On the Today Show, a segment was dedicated to, “The Classroom of the Future.” [see TV segment below] The initial comments pointed out that the “present educational system is impersonal, a factory model.” This is followed by a set of statistics with no sources to verify. Then the background voice of Jose Ferreira, founder and CEO of Knewton, makes this comment, “How many da Vinci’s, Einsteins, and Marie Curie’s, and Michael Jordon’s are we losing every generation because we are not giving them the opportunities that some of us have?” What? How did Michael Jordon fall in the same category of the great scientists? Okay, move on, the broadcast continues, in order to solve this problem of inequity and problems in the status quo, the solution becomes a what if question. What if everyone had access to the Internet?
Lest we forget, Jose Ferreira runs a business. A subtle note focuses that this is a company (.com) versus an educational research group (.org). On his webpage (www.knewton.com) you are faced with a large screen counting the number of sales pitches he is making in the global market. When I viewed the page the count was 270, 952,575 and counting. This is not the number of students that are using his software, not the number of students learning from his program, and not the number of students graduating because of his program, but the number that are being ‘invited.’
In the broadcast, Mr. Ferreira says, “the present system is impersonal, a factory model.” And, what exactly is a software program? It is impersonal and a factory made model. Now, at this point, I should state that I am not against technology. I hold two B.S.I.T. degrees and worked in a secondary technology school for 22 years. I also was the first teacher, documented in 1996, to launch the first global educational program on the Internet. My program, Space Island’s, reached 2.3 million teachers and students in forty nations, and was placed into the Library of Congress as a historical event in 1996.
The Knewton Webpage is full of pictures of adults working one-to-one with young people, however, the software program is designed to work one-to-one with the student. It is a template of problems and clocked timings to match the student’s ability. Where is the challenge for student growth by matching those variables? But that is what his knerds, yes that is what they call themselves, I believe this must be the generation that ate Knudsen products. Anyway, the knerds design standardized templates! Now, where have I heard that term before? I believe that knerds are well educated and excellent programmers and data collectors, but lest we forget where these individuals got their education. It wasn’t from the Knewton factory but from the public or private schools these engineers graduated from.

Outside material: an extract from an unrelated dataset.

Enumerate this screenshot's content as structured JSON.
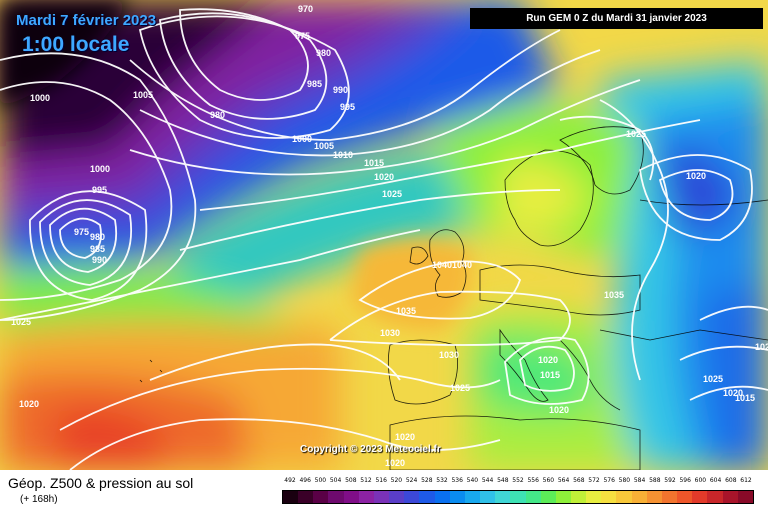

If you go to the careers tab of Knewton Website you’d think you would find examples of students who have used the Knewton program and what careers (engineers, teachers, scientists, and programmers) they have landed in. No, you find out how lavish the knerd employees are being treated with their own private areas, food services, and perks. This is the selling page for those interested in employment to Knewton! Now, where do you suppose the money comes from to cater to these benefits? There is much hype that this software and program is a pantology that will create a panacea for the present educational system. However, in reality, it is nothing but a set of organized, timed, impersonal-factory templates.
The broadcast also details the work of Khan Academy and its founder, Sal Khan, whose Youtube math tutorials are quite good and free. Mr. Khan’s approach is to tutor in short segments with a lively and entertaining presentation. Adding the good works of Sal Khan’s Academy model to Knewton is comparing apples to oranges.
Knewton is not free, but its founder at the beginning of the broadcast states, “…we (the status quo, which he has now joined) are not giving them (students) the opportunities that some of us have.” Yes, Mr. Ferreira, what opportunities did you have? How is your program giving students in the global arena those same opportunities? The only opportunity I see is Knewton found a nitch to sell its product like Apple Computers did. It will be interesting to see how many Michael Jordon’s make it to the big league by playing a video game instead of one-on-one on the court!